But we’re here, and it’s pretty impressive. I mean, aside from the fact that it’s going to simultaneously ruin natural humanity.

Take social media for example. There are so many forms of it that I’ve lost track. It’s revolutionized the act of touching base with someone to connect or reconnect, but it’s killed people skills, and natural human behavior. Facebook (one of two social media tools that I have and use) comprises mainly of posting pictures and/or videos on your wall for your friends to see.  Most folks I’ve seen on facebook don’t often document “bad times”, their down moments, periods of depression or unhealthy anxiety, dark phases or a daily struggle. Facebook is largely about posting your “highs”, whether it’s an African safari, skydiving, or even a nice night out for dinner. When everyone around you is basically showing the world that their lives are unfailingly so good, it can get pretty easy to become caught up.  The rare time someone does make a post that’s on a bad note, it’s to have others electronically commiserate with them.  Instant side effect.
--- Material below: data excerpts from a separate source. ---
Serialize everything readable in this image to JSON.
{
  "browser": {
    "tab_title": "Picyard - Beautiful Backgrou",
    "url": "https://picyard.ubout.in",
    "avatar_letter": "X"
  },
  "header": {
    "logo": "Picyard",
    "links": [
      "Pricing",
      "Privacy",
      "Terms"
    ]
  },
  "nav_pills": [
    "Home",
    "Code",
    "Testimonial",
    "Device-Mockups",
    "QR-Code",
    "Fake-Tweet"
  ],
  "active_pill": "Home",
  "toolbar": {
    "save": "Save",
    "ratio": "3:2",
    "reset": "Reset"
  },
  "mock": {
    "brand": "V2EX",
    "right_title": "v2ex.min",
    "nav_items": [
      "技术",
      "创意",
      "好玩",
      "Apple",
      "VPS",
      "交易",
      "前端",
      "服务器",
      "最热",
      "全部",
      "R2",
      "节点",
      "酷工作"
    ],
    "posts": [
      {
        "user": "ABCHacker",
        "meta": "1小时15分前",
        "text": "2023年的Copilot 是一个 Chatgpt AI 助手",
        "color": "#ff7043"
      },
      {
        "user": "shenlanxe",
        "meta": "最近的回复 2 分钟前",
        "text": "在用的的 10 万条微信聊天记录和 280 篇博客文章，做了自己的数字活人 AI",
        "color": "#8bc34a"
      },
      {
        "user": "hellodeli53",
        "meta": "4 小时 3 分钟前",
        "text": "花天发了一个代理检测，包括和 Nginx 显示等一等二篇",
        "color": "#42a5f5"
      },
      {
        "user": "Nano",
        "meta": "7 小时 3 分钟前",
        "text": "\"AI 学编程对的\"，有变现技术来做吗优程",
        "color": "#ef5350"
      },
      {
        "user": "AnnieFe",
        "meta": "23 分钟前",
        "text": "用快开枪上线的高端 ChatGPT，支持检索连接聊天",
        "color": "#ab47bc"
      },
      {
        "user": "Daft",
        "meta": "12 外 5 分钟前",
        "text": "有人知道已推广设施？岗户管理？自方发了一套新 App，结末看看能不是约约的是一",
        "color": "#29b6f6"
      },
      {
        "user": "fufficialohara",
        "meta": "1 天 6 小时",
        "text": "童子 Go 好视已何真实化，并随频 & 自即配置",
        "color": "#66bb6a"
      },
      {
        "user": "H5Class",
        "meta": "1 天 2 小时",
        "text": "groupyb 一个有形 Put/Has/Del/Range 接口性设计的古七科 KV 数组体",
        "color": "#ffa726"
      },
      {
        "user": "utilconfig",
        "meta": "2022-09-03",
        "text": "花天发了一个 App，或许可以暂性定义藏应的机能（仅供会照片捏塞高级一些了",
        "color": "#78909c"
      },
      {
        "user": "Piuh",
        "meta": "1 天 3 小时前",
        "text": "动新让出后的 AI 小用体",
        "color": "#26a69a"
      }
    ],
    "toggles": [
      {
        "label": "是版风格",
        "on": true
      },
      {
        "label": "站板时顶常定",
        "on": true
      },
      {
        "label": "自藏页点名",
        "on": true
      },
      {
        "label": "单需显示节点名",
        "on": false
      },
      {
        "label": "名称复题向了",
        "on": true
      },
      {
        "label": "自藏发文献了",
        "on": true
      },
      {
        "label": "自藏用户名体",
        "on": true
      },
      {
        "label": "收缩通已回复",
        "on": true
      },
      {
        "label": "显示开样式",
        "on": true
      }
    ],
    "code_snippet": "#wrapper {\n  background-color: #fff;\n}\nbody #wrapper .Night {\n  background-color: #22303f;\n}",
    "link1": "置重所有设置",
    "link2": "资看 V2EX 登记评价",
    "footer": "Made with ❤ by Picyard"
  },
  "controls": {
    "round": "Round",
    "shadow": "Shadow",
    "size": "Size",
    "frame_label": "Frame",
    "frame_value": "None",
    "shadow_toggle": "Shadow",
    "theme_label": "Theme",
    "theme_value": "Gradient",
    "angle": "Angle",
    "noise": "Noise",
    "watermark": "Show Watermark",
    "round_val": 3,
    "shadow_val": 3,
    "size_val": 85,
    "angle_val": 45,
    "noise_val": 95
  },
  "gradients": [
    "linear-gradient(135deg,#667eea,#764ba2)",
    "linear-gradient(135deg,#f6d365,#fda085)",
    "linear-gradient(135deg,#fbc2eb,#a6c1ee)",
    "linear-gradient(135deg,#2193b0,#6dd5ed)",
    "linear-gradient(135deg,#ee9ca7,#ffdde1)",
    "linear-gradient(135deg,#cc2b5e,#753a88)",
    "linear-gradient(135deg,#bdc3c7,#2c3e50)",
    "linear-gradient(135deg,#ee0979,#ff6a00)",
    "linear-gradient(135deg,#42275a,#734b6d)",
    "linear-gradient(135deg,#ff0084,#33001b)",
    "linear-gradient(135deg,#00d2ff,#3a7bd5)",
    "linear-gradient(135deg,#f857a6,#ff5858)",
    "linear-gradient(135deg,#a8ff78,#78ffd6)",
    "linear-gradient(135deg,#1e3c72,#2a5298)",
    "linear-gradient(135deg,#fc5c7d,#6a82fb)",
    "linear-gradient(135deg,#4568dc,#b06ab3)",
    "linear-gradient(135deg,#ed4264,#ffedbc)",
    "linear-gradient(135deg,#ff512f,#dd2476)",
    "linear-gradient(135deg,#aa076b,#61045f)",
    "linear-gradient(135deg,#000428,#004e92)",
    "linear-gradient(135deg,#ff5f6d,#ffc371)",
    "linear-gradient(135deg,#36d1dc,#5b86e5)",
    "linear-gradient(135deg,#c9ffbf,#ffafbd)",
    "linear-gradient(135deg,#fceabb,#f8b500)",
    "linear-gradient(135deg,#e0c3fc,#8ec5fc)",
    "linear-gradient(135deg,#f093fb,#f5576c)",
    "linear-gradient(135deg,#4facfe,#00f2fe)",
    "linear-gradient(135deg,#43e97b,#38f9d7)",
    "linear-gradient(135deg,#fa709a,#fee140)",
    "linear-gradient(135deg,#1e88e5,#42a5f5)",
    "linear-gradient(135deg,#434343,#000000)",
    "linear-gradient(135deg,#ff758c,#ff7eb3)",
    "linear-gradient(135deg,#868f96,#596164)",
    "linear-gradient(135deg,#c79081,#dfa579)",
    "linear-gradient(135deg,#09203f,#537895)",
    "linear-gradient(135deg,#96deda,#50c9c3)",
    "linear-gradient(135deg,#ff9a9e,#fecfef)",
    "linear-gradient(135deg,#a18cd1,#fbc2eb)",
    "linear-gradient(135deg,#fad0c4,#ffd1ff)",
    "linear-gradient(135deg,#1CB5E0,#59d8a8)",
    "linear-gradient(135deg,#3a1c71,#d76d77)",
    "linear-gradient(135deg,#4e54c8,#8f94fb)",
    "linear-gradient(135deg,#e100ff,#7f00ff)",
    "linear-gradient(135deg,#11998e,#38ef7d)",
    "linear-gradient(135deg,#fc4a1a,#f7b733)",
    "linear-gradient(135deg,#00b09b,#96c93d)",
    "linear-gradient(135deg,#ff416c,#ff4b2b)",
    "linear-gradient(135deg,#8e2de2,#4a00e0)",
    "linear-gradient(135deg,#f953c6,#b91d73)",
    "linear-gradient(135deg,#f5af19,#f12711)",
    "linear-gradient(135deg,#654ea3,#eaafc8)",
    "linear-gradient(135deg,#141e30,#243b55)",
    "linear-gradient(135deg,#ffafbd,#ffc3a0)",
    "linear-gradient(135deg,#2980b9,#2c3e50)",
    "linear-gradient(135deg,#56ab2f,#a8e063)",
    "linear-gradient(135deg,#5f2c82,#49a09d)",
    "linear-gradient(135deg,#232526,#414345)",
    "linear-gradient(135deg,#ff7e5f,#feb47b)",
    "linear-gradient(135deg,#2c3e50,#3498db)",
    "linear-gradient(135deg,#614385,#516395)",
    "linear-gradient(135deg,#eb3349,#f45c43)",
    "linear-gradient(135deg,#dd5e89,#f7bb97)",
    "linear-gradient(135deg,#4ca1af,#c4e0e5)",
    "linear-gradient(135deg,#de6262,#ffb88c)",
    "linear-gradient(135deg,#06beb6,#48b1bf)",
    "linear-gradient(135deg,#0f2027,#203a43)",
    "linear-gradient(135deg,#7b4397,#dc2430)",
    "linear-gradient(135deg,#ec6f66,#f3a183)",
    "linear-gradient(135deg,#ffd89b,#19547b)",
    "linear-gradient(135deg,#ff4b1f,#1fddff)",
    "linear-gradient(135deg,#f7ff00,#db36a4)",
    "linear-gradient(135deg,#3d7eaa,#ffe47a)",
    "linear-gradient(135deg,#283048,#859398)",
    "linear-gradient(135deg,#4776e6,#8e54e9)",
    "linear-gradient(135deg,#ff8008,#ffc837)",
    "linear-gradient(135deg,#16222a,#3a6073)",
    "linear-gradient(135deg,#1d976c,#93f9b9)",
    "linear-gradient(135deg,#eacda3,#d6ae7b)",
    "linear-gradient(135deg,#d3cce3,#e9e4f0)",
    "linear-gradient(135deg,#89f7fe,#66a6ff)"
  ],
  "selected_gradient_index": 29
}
The idea of having hundreds, or even thousands of “friends” who are all privy to the information you decide to share is probably one of the major things that makes social media such a dangerous tool. Firstly, because it puts you in the driver’s seat. You have to make the decision as to what you post and what you don’t. The sad truth is, you can’t see the people you’re speaking to, which makes for a more comfortable atmosphere to say whatever you want while hiding safe behind your monitor.  For the overconfident, it encourages speaking out of turn (more on that later). For the insecure, it makes your emotions, mood, and behaviour going forward become attached to how many “likes” your posts and updates get. I’m not about to label each person reading this article as to what category they fall under. But I’m sure I can safely say you and I know there are more than a few who fall under each one.

This stuff presents a form of communication breakdown in the sense that many have become enslaved to the responses of a virtual audience. Communication skills already needed honing before the invention of the cell phone. Now people have an excuse not to work on them at all. They begin, maintain, and even end full-fledged relationships of all forms via text message. It’s bizarre when you think about it.  Hit them with a real face to face confrontation, and they won’t know what to do. The kicker is that there would probably be 3 or 4 passersby recording the event on their smartphones to post on YouTube later for some progressivist domestic impropriety crap.


Communication skills don’t only stop at not being able to properly communicate face to face, however.  It behooves someone to think about what they post, and why they’re really posting it. That’s the case whether it’s a simple status update or photo on facebook, a comment on a post, or a blog article like this one. Again, the virtual world has become something of a safe haven for making the most opinionated, trolling, and callous of statements with no etiquette towards the thoughts or feelings of others. We all know that topics like parenting, religion and race are all touchy issues that require tact when addressing, yet there’s always that “friend” who posts a dastardly statement on any of the above topics for the sake of starting a heated e-argument.  This questionable decision of stirring the pot for attention brings me into my next subheading.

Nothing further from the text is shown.